Assim, como sua casa de Santiago, La Sebastiana também sofreu vandalismo dos apoiadores de Pinochet. Mas, também foi reconstruída e agora possui um grande acervo com objetos pessoais do poeta. Na casa estão preservadas coleções de mapas antigos, de pinturas marinhas e outras, entre elas um retrato de Lorde Cochrane e uma pintura a óleo que mostra José Miguel Carrera pouco antes de ser baleado. Há muitas outras relíquias portuárias e peças curiosas, como caixas de música e um velho cavalo de carrossel esculpido em madeira.

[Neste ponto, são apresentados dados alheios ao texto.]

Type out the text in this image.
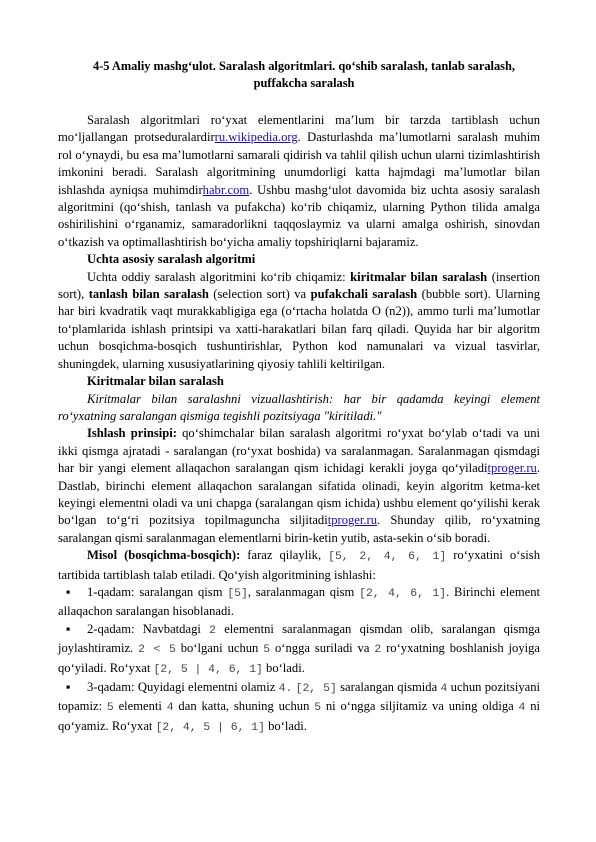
4-5 Amaliy mashg‘ulot. Saralash algoritmlari. qo‘shib saralash, tanlab saralash, puffakcha saralash

Saralash algoritmlari ro‘yxat elementlarini ma’lum bir tarzda tartiblash uchun mo‘ljallangan protseduralardirru.wikipedia.org. Dasturlashda ma’lumotlarni saralash muhim rol o‘ynaydi, bu esa ma’lumotlarni samarali qidirish va tahlil qilish uchun ularni tizimlashtirish imkonini beradi. Saralash algoritmining unumdorligi katta hajmdagi ma’lumotlar bilan ishlashda ayniqsa muhimdirhabr.com. Ushbu mashg‘ulot davomida biz uchta asosiy saralash algoritmini (qo‘shish, tanlash va pufakcha) ko‘rib chiqamiz, ularning Python tilida amalga oshirilishini o‘rganamiz, samaradorlikni taqqoslaymiz va ularni amalga oshirish, sinovdan o‘tkazish va optimallashtirish bo‘yicha amaliy topshiriqlarni bajaramiz.

Uchta asosiy saralash algoritmi

Uchta oddiy saralash algoritmini ko‘rib chiqamiz: kiritmalar bilan saralash (insertion sort), tanlash bilan saralash (selection sort) va pufakchali saralash (bubble sort). Ularning har biri kvadratik vaqt murakkabligiga ega (o‘rtacha holatda O (n2)), ammo turli ma’lumotlar to‘plamlarida ishlash printsipi va xatti-harakatlari bilan farq qiladi. Quyida har bir algoritm uchun bosqichma-bosqich tushuntirishlar, Python kod namunalari va vizual tasvirlar, shuningdek, ularning xususiyatlarining qiyosiy tahlili keltirilgan.

Kiritmalar bilan saralash

Kiritmalar bilan saralashni vizuallashtirish: har bir qadamda keyingi element ro‘yxatning saralangan qismiga tegishli pozitsiyaga "kiritiladi."

Ishlash prinsipi: qo‘shimchalar bilan saralash algoritmi ro‘yxat bo‘ylab o‘tadi va uni ikki qismga ajratadi - saralangan (ro‘yxat boshida) va saralanmagan. Saralanmagan qismdagi har bir yangi element allaqachon saralangan qism ichidagi kerakli joyga qo‘yiladitproger.ru. Dastlab, birinchi element allaqachon saralangan sifatida olinadi, keyin algoritm ketma-ket keyingi elementni oladi va uni chapga (saralangan qism ichida) ushbu element qo‘yilishi kerak bo‘lgan to‘g‘ri pozitsiya topilmaguncha siljitaditproger.ru. Shunday qilib, ro‘yxatning saralangan qismi saralanmagan elementlarni birin-ketin yutib, asta-sekin o‘sib boradi.

Misol (bosqichma-bosqich): faraz qilaylik, [5, 2, 4, 6, 1] ro‘yxatini o‘sish tartibida tartiblash talab etiladi. Qo‘yish algoritmining ishlashi:

▪ 1-qadam: saralangan qism [5], saralanmagan qism [2, 4, 6, 1]. Birinchi element allaqachon saralangan hisoblanadi.

▪ 2-qadam: Navbatdagi 2 elementni saralanmagan qismdan olib, saralangan qismga joylashtiramiz. 2 < 5 bo‘lgani uchun 5 o‘ngga suriladi va 2 ro‘yxatning boshlanish joyiga qo‘yiladi. Ro‘yxat [2, 5 | 4, 6, 1] bo‘ladi.

▪ 3-qadam: Quyidagi elementni olamiz 4. [2, 5] saralangan qismida 4 uchun pozitsiyani topamiz: 5 elementi 4 dan katta, shuning uchun 5 ni o‘ngga siljitamiz va uning oldiga 4 ni qo‘yamiz. Ro‘yxat [2, 4, 5 | 6, 1] bo‘ladi.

#Pracegover: Foto de uma parte da Fachada da casa La Sebastiana. No canto direito uma árvore quase sem folhas. Atrás o prédio de 4 andares. Com várias janelas pintado em faixas branca e vermelha na horizontal.

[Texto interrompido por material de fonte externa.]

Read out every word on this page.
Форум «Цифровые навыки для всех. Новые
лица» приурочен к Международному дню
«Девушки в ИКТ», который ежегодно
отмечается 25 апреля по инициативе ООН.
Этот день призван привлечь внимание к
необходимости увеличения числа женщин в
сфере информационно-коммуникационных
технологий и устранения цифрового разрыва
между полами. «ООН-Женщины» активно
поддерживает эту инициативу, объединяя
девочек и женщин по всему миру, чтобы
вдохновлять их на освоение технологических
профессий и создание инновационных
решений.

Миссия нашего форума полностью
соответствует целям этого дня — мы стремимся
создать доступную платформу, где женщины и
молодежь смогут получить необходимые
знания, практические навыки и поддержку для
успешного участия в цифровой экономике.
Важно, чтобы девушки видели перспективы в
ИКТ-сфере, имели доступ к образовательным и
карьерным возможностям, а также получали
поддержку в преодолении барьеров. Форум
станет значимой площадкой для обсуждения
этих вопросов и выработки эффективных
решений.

Neruda gostava de passar os finais de ano em La Sebastiana da vista privilegiada que tinha dos shows pirotécnicos que aconteciam no porto de Valparaíso na celebração do Reveillon. A casa é repleta de janelas panorâmicas, assim sendo o poeta podia observar todo o litoral.


#Pracegover: Foto da vista da Janela de La Sebastiana. Ao fundo mar. Céu azul com poucas nuvens. Em primeiro plano algumas casas e alguns prédios próximos a orla.

MINHA VISITA:

Particularmente, gostei mais da Sebastiana do que La Chascona. Talvez, porque já estava mais por dentro da história do Neruda, e ele já parecia mais familiar. Porém, acho que o fator mais marcante é justamente a vista pro Pacífico. O poeta era fascinado por tudo que envolve o mar e navegações. Então, olhar pela janela da casa para o oceano, faz imaginar que aquela vista inspirou muitos poemas de Neruda. Dá para entender tamanha inspiração.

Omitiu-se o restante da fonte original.